🤖 AI Summary
This work addresses the high cost of repeated empirical timing measurements in GPU kernel optimization, which constitutes a major bottleneck in search-based tuning. To overcome this limitation, the paper proposes the first approach that leverages a large language model (LLM) as a self-reflective, selective performance surrogate to predict the execution time of candidate kernels. The LLM actively defers to ground-truth measurements when its prediction confidence is insufficient, and it is further enhanced through reinforcement learning to improve both prediction accuracy and confidence calibration. Under a fixed GPU measurement budget, this method enables the evaluation of several times more candidate implementations than conventional approaches, substantially increasing the efficiency of discovering high-performance kernels.
📝 Abstract
GPU kernels are the workhorse of modern deep learning, and optimizing them (via evolutionary search or coding agents) usually requires repeated measurement on target hardware.

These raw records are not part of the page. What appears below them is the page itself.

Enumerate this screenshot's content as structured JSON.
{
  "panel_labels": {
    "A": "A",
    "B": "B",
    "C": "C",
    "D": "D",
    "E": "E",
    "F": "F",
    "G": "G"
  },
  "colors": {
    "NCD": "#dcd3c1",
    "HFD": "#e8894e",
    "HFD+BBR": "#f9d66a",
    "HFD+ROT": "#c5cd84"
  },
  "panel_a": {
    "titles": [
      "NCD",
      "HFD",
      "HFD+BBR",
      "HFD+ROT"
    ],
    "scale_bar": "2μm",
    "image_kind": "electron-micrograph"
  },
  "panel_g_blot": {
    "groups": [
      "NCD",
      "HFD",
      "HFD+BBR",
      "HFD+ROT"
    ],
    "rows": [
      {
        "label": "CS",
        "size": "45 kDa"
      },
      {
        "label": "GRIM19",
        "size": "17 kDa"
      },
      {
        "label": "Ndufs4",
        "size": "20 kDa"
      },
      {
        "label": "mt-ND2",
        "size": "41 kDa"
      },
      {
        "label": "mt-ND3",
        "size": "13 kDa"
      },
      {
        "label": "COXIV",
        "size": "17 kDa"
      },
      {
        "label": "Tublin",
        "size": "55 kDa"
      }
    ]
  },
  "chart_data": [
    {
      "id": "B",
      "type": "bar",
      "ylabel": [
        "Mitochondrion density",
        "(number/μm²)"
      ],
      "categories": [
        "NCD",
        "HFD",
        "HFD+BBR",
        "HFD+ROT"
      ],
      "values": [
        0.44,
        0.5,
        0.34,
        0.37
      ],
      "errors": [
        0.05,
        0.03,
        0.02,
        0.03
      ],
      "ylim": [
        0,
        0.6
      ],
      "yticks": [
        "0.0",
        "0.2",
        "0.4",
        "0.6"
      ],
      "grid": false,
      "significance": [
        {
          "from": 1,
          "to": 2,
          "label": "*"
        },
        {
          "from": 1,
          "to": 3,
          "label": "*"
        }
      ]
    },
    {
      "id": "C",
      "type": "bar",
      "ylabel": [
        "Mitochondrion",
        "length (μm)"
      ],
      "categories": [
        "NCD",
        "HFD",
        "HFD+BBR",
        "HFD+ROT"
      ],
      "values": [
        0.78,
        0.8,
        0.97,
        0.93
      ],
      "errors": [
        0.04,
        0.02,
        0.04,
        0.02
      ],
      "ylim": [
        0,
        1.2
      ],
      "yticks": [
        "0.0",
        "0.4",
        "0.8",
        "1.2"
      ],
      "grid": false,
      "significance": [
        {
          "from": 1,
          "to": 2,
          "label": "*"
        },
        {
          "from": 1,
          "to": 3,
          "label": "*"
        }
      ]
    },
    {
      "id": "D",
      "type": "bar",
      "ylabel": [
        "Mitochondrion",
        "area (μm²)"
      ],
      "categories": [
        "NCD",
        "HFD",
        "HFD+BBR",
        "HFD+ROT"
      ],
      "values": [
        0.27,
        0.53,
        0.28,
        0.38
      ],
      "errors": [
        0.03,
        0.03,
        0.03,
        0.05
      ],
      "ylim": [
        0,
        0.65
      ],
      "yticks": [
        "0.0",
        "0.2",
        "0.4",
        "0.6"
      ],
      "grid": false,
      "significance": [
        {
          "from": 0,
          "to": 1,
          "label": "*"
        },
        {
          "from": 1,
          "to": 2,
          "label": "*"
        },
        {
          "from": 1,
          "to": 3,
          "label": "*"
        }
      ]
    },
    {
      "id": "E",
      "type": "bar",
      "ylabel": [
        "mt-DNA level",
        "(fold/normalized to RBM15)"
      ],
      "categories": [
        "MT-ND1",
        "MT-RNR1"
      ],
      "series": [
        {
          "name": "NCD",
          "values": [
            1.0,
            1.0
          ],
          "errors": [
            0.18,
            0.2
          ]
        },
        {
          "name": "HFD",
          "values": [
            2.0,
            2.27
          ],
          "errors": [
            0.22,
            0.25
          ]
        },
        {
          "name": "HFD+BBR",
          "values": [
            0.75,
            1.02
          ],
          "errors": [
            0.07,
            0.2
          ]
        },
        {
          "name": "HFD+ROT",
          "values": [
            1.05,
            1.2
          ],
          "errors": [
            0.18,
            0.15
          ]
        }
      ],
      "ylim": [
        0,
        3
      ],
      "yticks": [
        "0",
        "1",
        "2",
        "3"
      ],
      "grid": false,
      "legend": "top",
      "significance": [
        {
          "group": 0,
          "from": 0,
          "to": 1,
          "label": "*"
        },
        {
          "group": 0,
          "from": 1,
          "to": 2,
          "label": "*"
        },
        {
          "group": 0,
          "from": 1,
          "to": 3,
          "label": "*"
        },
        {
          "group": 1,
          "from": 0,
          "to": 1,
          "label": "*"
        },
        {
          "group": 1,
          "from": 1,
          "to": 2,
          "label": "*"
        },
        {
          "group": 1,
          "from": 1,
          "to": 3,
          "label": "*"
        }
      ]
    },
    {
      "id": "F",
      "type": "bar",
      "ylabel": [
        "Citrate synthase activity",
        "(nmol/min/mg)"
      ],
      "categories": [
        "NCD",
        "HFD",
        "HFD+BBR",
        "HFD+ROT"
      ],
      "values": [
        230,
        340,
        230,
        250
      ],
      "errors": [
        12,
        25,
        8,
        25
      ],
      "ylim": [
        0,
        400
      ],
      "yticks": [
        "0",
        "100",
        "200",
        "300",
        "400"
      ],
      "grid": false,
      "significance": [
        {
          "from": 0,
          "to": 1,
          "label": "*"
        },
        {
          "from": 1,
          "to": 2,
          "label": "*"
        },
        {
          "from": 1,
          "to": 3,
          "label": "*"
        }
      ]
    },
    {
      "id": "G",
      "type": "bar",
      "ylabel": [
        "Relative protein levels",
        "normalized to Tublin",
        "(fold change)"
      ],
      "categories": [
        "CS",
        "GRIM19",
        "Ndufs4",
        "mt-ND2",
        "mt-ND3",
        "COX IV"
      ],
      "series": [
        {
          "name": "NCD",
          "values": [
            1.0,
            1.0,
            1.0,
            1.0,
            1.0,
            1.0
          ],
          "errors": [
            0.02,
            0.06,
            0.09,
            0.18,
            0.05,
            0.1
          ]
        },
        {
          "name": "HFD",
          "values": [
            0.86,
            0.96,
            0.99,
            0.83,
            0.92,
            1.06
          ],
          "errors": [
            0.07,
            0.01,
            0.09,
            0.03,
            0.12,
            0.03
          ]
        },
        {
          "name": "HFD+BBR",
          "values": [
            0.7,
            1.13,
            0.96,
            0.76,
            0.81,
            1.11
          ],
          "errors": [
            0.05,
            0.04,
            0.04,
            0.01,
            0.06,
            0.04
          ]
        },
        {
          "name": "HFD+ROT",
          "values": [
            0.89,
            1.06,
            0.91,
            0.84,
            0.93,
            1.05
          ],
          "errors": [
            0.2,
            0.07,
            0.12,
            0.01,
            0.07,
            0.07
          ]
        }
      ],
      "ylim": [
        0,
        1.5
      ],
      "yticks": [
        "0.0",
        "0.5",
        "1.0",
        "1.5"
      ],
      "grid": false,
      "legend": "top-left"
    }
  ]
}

While these measurements provide the ground-truth signal necessary for kernel search, they are costly, because each evaluation of a kernel requires compilation and repeated execution on a GPU. As improvements in LLM inference reduce the cost of writing novel kernels and LLM-driven searches scale to large search budgets, on-device evaluation becomes a bottleneck. To address this, we study how LLMs can serve as selective GPU surrogates for kernel evaluation, by forecasting the performance of proposed kernels. A useful surrogate should be accurate, and it should be selective, by knowing when it could be wrong, and deferring to the GPU. To evaluate surrogates, we measure whether their forecasts are accurate, calibrated, and practically useful for recovering fast kernels under limited GPU-measurement budgets. Next, we study whether reinforcement learning can improve forecast accuracy and confidence calibration. Our experiments demonstrate that LLMs can accurately forecast relative kernel performance, that their utility can be improved through reinforcement learning. Used inside a kernel search, the surrogate lets the search consider several times as many candidates under the same GPU evaluation budget, and that leads to finding faster kernels than an equal-budget baseline. These results suggest that LLMs can play a broader role in kernel optimization, by acting as virtual models of a GPU rather than solely as kernel generators for search.